NOVI, MI – Sam Slaughter, president of Sellers Buick-GMC in Farmington Hills, MI, says General Motors’ axing of the Pontiac brand cost his dealership 60% of its new-vehicle business.

But the Buick brand’s redone Regal and all-new Verano models should help regain lost ground, he says.

“And we’re having a smooth transmission from GMAC to Ally,” Slaughter says of the reconstituted auto-finance firm. “But many customers are turning away from leasing after being burned a few years ago.”

He and two fellow metro Detroit dealers speak of recent business challenges, including franchise and brand losses, at an annual conference of the Michigan Association of Certified Public Accountants.

Jeffrey Tamaroff says that because of Chrysler’s post-bankruptcy reorganization, the dealership group established in 1969 by his father Marvin lost its Dodge franchise in Southfield, MI. That was shortly after his building a new Dodge showroom. GM, thinning its dealership ranks, terminated Tamaroff’s Buick franchise.

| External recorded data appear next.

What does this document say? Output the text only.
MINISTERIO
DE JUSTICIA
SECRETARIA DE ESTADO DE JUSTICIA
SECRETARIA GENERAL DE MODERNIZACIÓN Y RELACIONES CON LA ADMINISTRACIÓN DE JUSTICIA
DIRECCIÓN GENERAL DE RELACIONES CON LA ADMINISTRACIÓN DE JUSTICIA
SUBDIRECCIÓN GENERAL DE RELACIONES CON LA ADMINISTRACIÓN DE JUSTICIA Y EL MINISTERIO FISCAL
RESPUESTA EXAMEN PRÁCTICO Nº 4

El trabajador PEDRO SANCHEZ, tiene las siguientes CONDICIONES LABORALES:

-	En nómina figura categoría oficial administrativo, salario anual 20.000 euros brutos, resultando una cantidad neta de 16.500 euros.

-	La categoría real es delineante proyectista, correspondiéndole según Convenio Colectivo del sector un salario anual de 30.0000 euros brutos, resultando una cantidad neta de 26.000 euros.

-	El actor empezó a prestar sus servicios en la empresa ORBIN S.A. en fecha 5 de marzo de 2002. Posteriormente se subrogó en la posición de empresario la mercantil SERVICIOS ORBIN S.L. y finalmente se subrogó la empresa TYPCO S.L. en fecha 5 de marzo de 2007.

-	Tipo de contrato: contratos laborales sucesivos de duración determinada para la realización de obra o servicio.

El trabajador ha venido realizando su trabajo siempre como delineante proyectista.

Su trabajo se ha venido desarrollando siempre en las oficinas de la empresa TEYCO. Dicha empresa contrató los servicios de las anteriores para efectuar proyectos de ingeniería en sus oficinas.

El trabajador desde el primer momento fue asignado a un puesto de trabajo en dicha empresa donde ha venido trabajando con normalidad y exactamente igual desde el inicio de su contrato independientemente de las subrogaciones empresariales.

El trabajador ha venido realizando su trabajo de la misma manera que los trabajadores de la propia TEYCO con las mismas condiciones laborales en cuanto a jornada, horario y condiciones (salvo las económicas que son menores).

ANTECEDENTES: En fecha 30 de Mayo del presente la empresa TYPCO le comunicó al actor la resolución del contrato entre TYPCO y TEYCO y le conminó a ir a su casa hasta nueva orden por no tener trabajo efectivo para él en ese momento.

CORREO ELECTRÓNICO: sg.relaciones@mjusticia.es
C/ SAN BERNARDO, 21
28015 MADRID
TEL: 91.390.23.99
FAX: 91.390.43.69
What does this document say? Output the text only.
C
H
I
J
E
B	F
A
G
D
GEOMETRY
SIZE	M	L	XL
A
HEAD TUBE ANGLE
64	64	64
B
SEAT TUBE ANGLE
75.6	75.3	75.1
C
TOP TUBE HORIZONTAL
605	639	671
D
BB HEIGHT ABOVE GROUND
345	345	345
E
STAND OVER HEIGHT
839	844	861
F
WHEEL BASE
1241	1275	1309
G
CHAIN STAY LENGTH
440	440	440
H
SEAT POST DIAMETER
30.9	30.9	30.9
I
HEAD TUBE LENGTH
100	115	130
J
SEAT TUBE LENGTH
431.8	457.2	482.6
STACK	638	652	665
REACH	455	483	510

Now the father and son at different metro Detroit locations represent only Asian brands: Honda, Nissan Acura and recently added Kia.

Robert Shuman, owner of a Chrysler-Dodge-Jeep dealership in Walled Lake, MI, says one result of the Chrysler bankruptcy and Chrysler Financial implosion was a temporary collapse of leasing of Chrysler brands.

He voices hope Chrysler’s new captive lender, TD Auto Finance, will open more leasing windows as the auto maker introduces new products.

The three dealers unite in declaring they are picking up slack by increasing their used-car, service and parts businesses.

Shuman says metro Detroit still “packs the punch” as the home of the three domestic auto makers, making it a good market to sell cars.

“This is where Detroiters are born with octane in their blood, and where GM, Ford, Chrysler and the United Auto Workers are alive and well despite a century of depressions, recessions, wars, foreign-car invasions and now even bankruptcies,” he says.

In metro Detroit, “being a domestic-car dealer is like a badge of honor,” says Tamaroff, who no longer wears that medal.